Existimos dentro da mente de uma Deusa e de lá ressoamos em contato com outras civilizações.

daí que os olhos enganam achando que cada encaixe não é nada além de holograma fundido em massa.

os pensamentos sao um turbilhão assim como o barulho das águas passando por dentre as pedras num rio, estando no meio delas fica mais fácil pensar porque o som abafa o som do dentro, sempre a lapidar as coisas brutas quase-que-inatas que existem em nós.

é só sentar na pedra pra então ver a raposa correndo contra a sua direção,

a mente como um canal para outras concretudes abstralizadas que desconhecemos.

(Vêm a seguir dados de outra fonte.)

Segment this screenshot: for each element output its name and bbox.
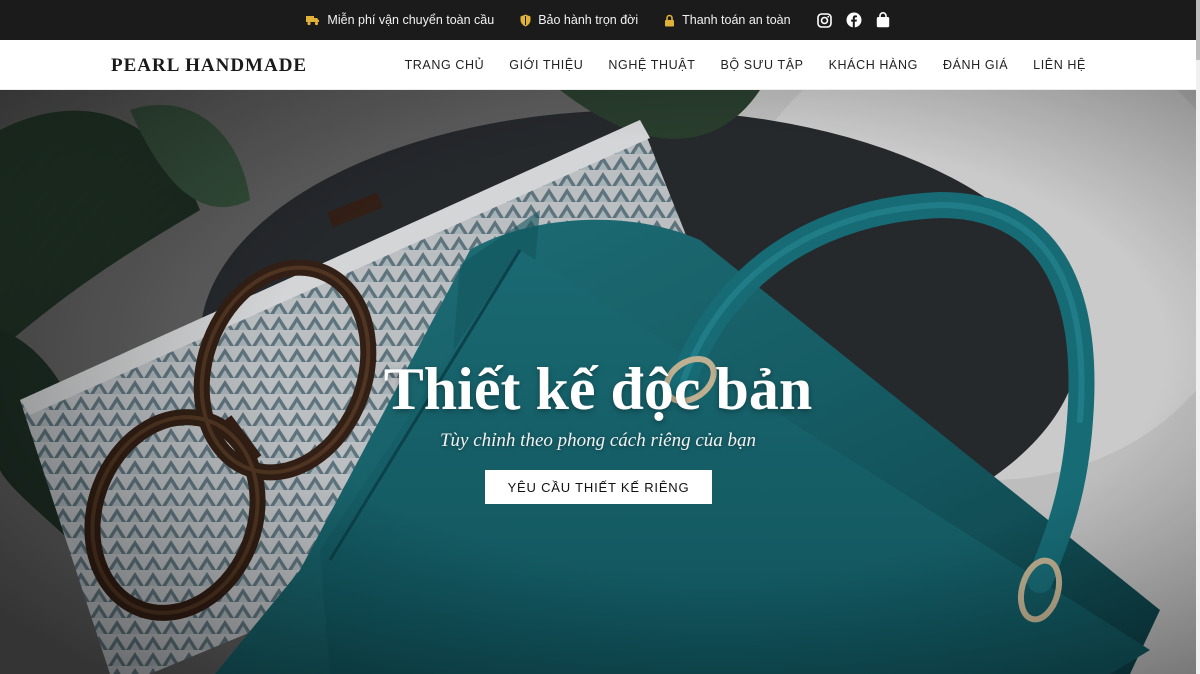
feature-free-shipping: Miễn phí vận chuyển toàn cầu [306,13,494,27]
site-header: PEARL HANDMADE TRANG CHỦ GIỚI THIỆU NGHỆ… [0,40,1196,90]
lock-icon [665,14,675,26]
feature-label: Miễn phí vận chuyển toàn cầu [327,13,495,27]
feature-warranty: Bảo hành trọn đời [520,13,638,27]
nav-contact[interactable]: LIÊN HỆ [1033,58,1086,72]
top-bar: Miễn phí vận chuyển toàn cầu Bảo hành tr… [0,0,1196,40]
request-custom-design-button[interactable]: YÊU CẦU THIẾT KẾ RIÊNG [485,470,712,504]
nav-customers[interactable]: KHÁCH HÀNG [829,58,918,72]
nav-about[interactable]: GIỚI THIỆU [509,58,583,72]
hero-title: Thiết kế độc bản [383,356,813,422]
facebook-icon[interactable] [846,12,862,28]
truck-icon [306,16,320,26]
shopping-bag-icon[interactable] [876,12,890,28]
feature-label: Bảo hành trọn đời [538,13,639,27]
site-logo[interactable]: PEARL HANDMADE [111,55,307,77]
nav-collection[interactable]: BỘ SƯU TẬP [720,58,803,72]
feature-label: Thanh toán an toàn [682,13,791,27]
scrollbar[interactable] [1196,0,1200,674]
feature-secure-payment: Thanh toán an toàn [664,13,791,27]
nav-reviews[interactable]: ĐÁNH GIÁ [943,58,1008,72]
nav-home[interactable]: TRANG CHỦ [405,58,485,72]
hero-subtitle: Tùy chỉnh theo phong cách riêng của bạn [439,430,757,451]
instagram-icon[interactable] [816,12,832,28]
nav-art[interactable]: NGHỆ THUẬT [608,58,695,72]
hero-banner: Thiết kế độc bản Tùy chỉnh theo phong cá… [0,90,1196,674]
scrollbar-thumb[interactable] [1196,0,1200,60]
shield-icon [520,14,531,26]
main-nav: TRANG CHỦ GIỚI THIỆU NGHỆ THUẬT BỘ SƯU T… [405,40,1086,90]
social-links [816,12,890,28]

eu olho a pedra e ela parece existir.
eu toco a pedra e ela passa a existir.
eu fecho os olhos e imagino a pedra, e eis que só então ela passa realmente a ser de fato, na sua existência de estar,

bem longe daquilo que meu olho ilude ver pra fugir dela, tão temida:

a morte.
ressoa em mim, tão forte.

morte,

que nada passa de um alívio não-consentido de todos nossos afazeres diários.

acabam as contas, as preocupações, as gaiolas onde o coração chora.

o vento vem dizer isso todos os dias e só resta sabermos lembrar sempre que

a natureza é um contato extremo com o dentro da gente –

o lugar de onde viemos,
pra onde vamos e de onde,
na verdade,
jamais saímos.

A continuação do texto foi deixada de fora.